2020 Engine Changes & Updates

• Peak engine power increased from 450 to 475 horsepower for all Super Duty pickup trucks (25 horsepower increase).

• Peak engine torque increased from 935 to 1,050 lb-ft for all Super Duty pickup trucks (115 lb-ft increase).

• Peak engine torque increased from 750 to 825 lb-ft for all Super Duty chassis cab trucks (75 lb-ft increase).

• Fuel system refinements with increased maximum fuel injection pressure (36,000 psi).

• Strengthened engine block casting, enhanced block structure.

• Strengthened cylinder head casting, revised cylinder head design.

• New forged steel pistons, short skirt design (previously aluminum pistons); compression ratio lowered from 16.2 to 15.8 to 1.

• Revised split stream piston cooling jets.

• Strengthened connecting rod design; powdered metal, fractured cap connecting rods, lengthened to accommodate shorter pistons.

• New medium carbon alloy steel crankshaft with revised damper.

• Improved main bearing and connecting rod bearing designs.

• New composite two piece lower intake manifold design.

• Fuel lift pump moved from the externally mounted diesel fuel conditioning module (DFCM) to inside the fuel tank.

• 10R140 10 speed automatic transmission becomes standard on all pickup and chassis cab trucks; 6R140 remains standard on all medium duty F-650 and F-750 models.

• Transmission cooler moved, mounted to lower front section of the 10R140 transmission.
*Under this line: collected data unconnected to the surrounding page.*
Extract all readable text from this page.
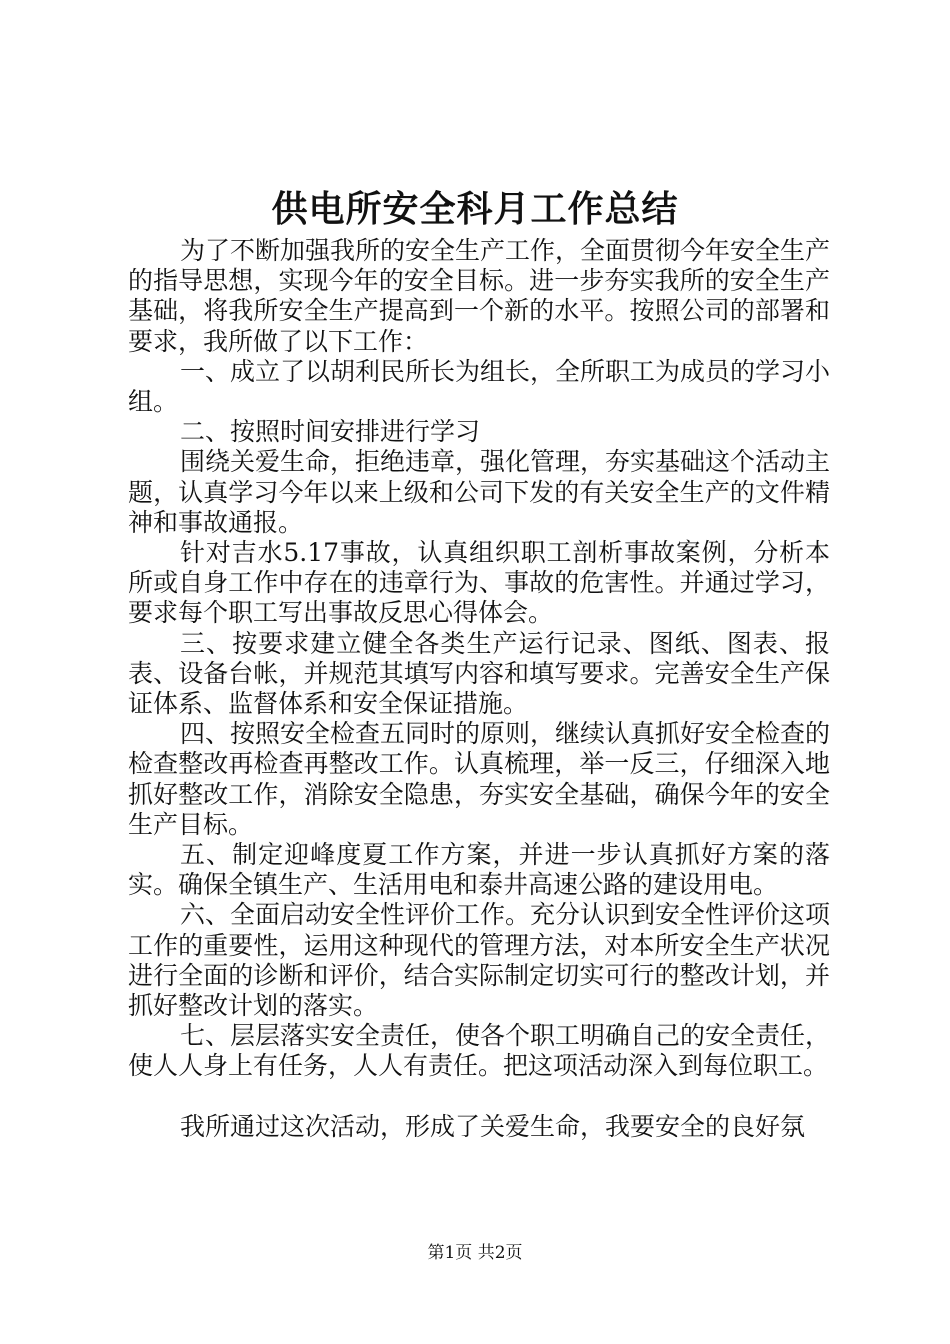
供电所安全科月工作总结

为了不断加强我所的安全生产工作，全面贯彻今年安全生产的指导思想，实现今年的安全目标。进一步夯实我所的安全生产基础，将我所安全生产提高到一个新的水平。按照公司的部署和要求，我所做了以下工作：

一、成立了以胡利民所长为组长，全所职工为成员的学习小组。

二、按照时间安排进行学习

围绕关爱生命，拒绝违章，强化管理，夯实基础这个活动主题，认真学习今年以来上级和公司下发的有关安全生产的文件精神和事故通报。

针对吉水5.17事故，认真组织职工剖析事故案例，分析本所或自身工作中存在的违章行为、事故的危害性。并通过学习，要求每个职工写出事故反思心得体会。

三、按要求建立健全各类生产运行记录、图纸、图表、报表、设备台帐，并规范其填写内容和填写要求。完善安全生产保证体系、监督体系和安全保证措施。

四、按照安全检查五同时的原则，继续认真抓好安全检查的检查整改再检查再整改工作。认真梳理，举一反三，仔细深入地抓好整改工作，消除安全隐患，夯实安全基础，确保今年的安全生产目标。

五、制定迎峰度夏工作方案，并进一步认真抓好方案的落实。确保全镇生产、生活用电和泰井高速公路的建设用电。

六、全面启动安全性评价工作。充分认识到安全性评价这项工作的重要性，运用这种现代的管理方法，对本所安全生产状况进行全面的诊断和评价，结合实际制定切实可行的整改计划，并抓好整改计划的落实。

七、层层落实安全责任，使各个职工明确自己的安全责任，使人人身上有任务，人人有责任。把这项活动深入到每位职工。

我所通过这次活动，形成了关爱生命，我要安全的良好氛

第1页 共2页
2023 High Output 6.7 Power Stroke Diesel

Ford Motor Company officially opened orders for the 2023 Ford Super Duty on October 27th, 2023, revealing that the new High Output 6.7L Power Stroke produced a peak 500 horsepower and 1,200 lb-ft of torque. The standard 6.7L Power Stroke, a carryover from the 2022 model year, remains rated at a peak 475 horsepower and 1,050 lb-ft of torque. The High Output variant is available in the F-250, F-350, and F-450 Super Duty in both single rear wheel and dual rear wheel configurations. Its massive torque numbers far surpass any competitor within the pickup truck segment.

Summary & Key Points

• The 6.7L Power Stroke diesel was introduced to the Ford Super Duty pickup and chassis cab truck platforms for the 2011 model year and remains available today.
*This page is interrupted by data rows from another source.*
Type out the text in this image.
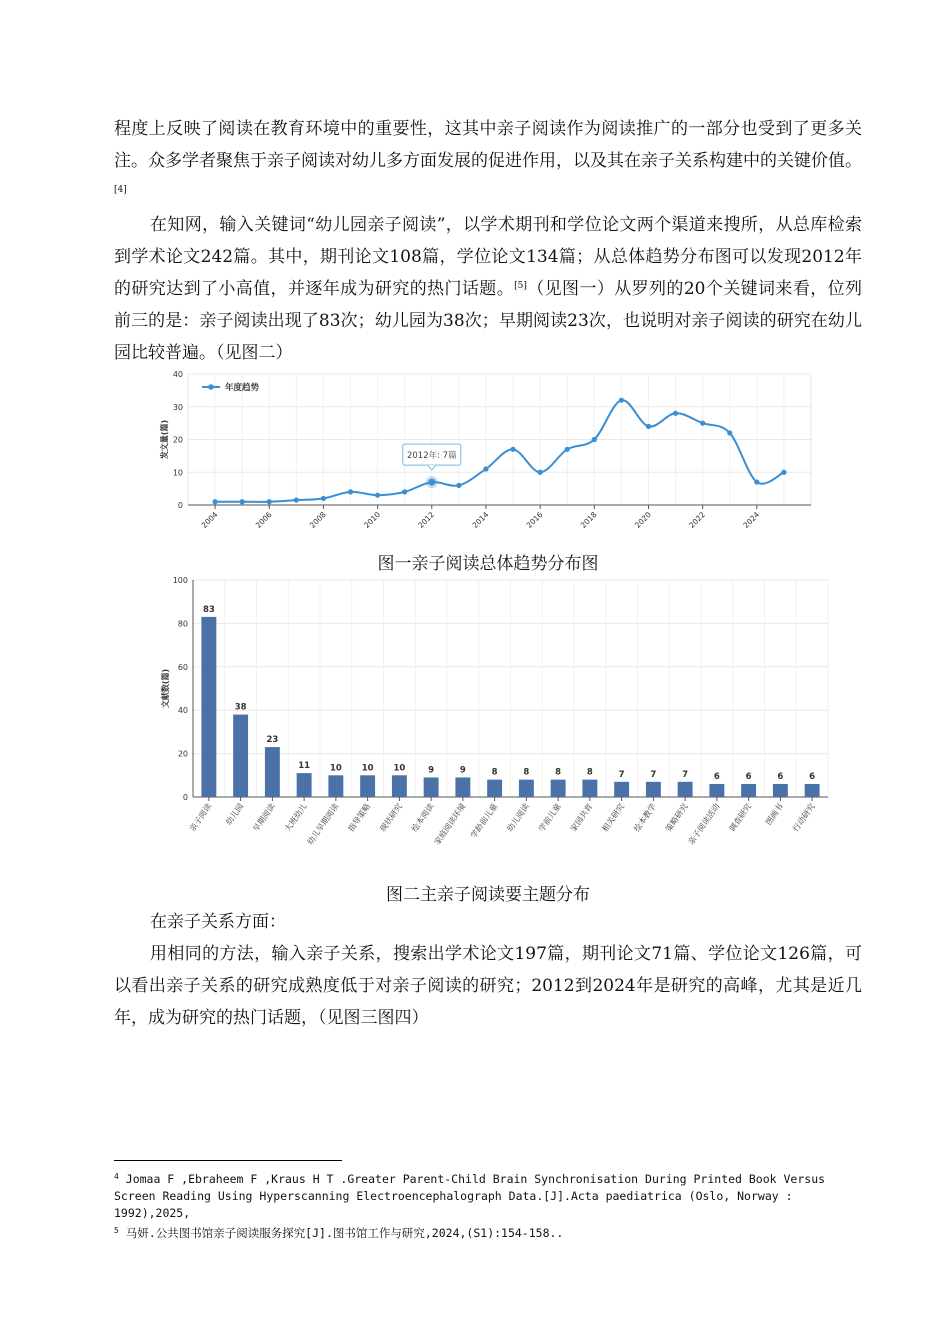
程度上反映了阅读在教育环境中的重要性，这其中亲子阅读作为阅读推广的一部分也受到了更多关注。众多学者聚焦于亲子阅读对幼儿多方面发展的促进作用，以及其在亲子关系构建中的关键价值。[4]

在知网，输入关键词“幼儿园亲子阅读”，以学术期刊和学位论文两个渠道来搜所，从总库检索到学术论文242篇。其中，期刊论文108篇，学位论文134篇；从总体趋势分布图可以发现2012年的研究达到了小高值，并逐年成为研究的热门话题。[5]（见图一）从罗列的20个关键词来看，位列前三的是：亲子阅读出现了83次；幼儿园为38次；早期阅读23次，也说明对亲子阅读的研究在幼儿园比较普遍。（见图二）

0
10
20
30
40
2004	2006	2008	2010	2012	2014	2016	2018	2020	2022	2024
发文量(篇)
年度趋势
2012年: 7篇
图一亲子阅读总体趋势分布图
0
20
40
60
80
100
文献数(篇)
83
亲子阅读
38
幼儿园
23
早期阅读
11
大班幼儿
10
幼儿早期阅读
10
指导策略
10
现状研究
9
绘本阅读
9
家庭阅读环境
8
学龄前儿童
8
幼儿阅读
8
学前儿童
8
家园共育
7
相关研究
7
绘本教学
7
策略研究
6
亲子阅读活动
6
调查研究
6
图画书
6
行动研究
图二主亲子阅读要主题分布

在亲子关系方面：

用相同的方法，输入亲子关系，搜索出学术论文197篇，期刊论文71篇、学位论文126篇，可以看出亲子关系的研究成熟度低于对亲子阅读的研究；2012到2024年是研究的高峰，尤其是近几年，成为研究的热门话题，（见图三图四）

$^4$ Jomaa F ,Ebraheem F ,Kraus H T .Greater Parent-Child Brain Synchronisation During Printed Book Versus Screen Reading Using Hyperscanning Electroencephalograph Data.[J].Acta paediatrica (Oslo, Norway : 1992),2025,

$^5$ 马妍.公共图书馆亲子阅读服务探究[J].图书馆工作与研究,2024,(S1):154-158..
• 6.7L Power Stroke diesel engines feature a common rail fuel injection system, water cooled charge-air-cooler, and sophisticated exhaust aftertreatment system.

• A high output version of the 6.7L Power Stroke was introduced for the 2023 model year. It's rated at an impressive peak 500 horsepower and 1,200 lb-ft of torque.
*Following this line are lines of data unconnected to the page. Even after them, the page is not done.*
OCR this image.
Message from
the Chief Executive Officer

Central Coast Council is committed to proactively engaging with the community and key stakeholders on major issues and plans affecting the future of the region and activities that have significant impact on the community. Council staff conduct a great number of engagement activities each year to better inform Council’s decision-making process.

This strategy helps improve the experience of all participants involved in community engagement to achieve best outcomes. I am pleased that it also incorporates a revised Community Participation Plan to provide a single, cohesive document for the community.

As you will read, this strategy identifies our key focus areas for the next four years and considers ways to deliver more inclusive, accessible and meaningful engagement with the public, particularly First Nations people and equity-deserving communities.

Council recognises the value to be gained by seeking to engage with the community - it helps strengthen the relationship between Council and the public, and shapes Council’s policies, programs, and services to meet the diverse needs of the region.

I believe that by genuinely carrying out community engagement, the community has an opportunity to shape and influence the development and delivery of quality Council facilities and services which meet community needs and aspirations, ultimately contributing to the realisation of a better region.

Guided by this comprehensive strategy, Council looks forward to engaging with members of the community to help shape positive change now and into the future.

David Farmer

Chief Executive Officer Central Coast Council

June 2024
• Like most long-lived engine platforms, the 6.7L Power Stroke has undergone many significant changes and improvements since its inception.

• The 6.7L Power Stroke is the first diesel engine designed and developed by Ford Motor Company for use in pickup truck applications; International-Navistar had previously supplied all the engines carrying Ford's "Power Stroke" namesake.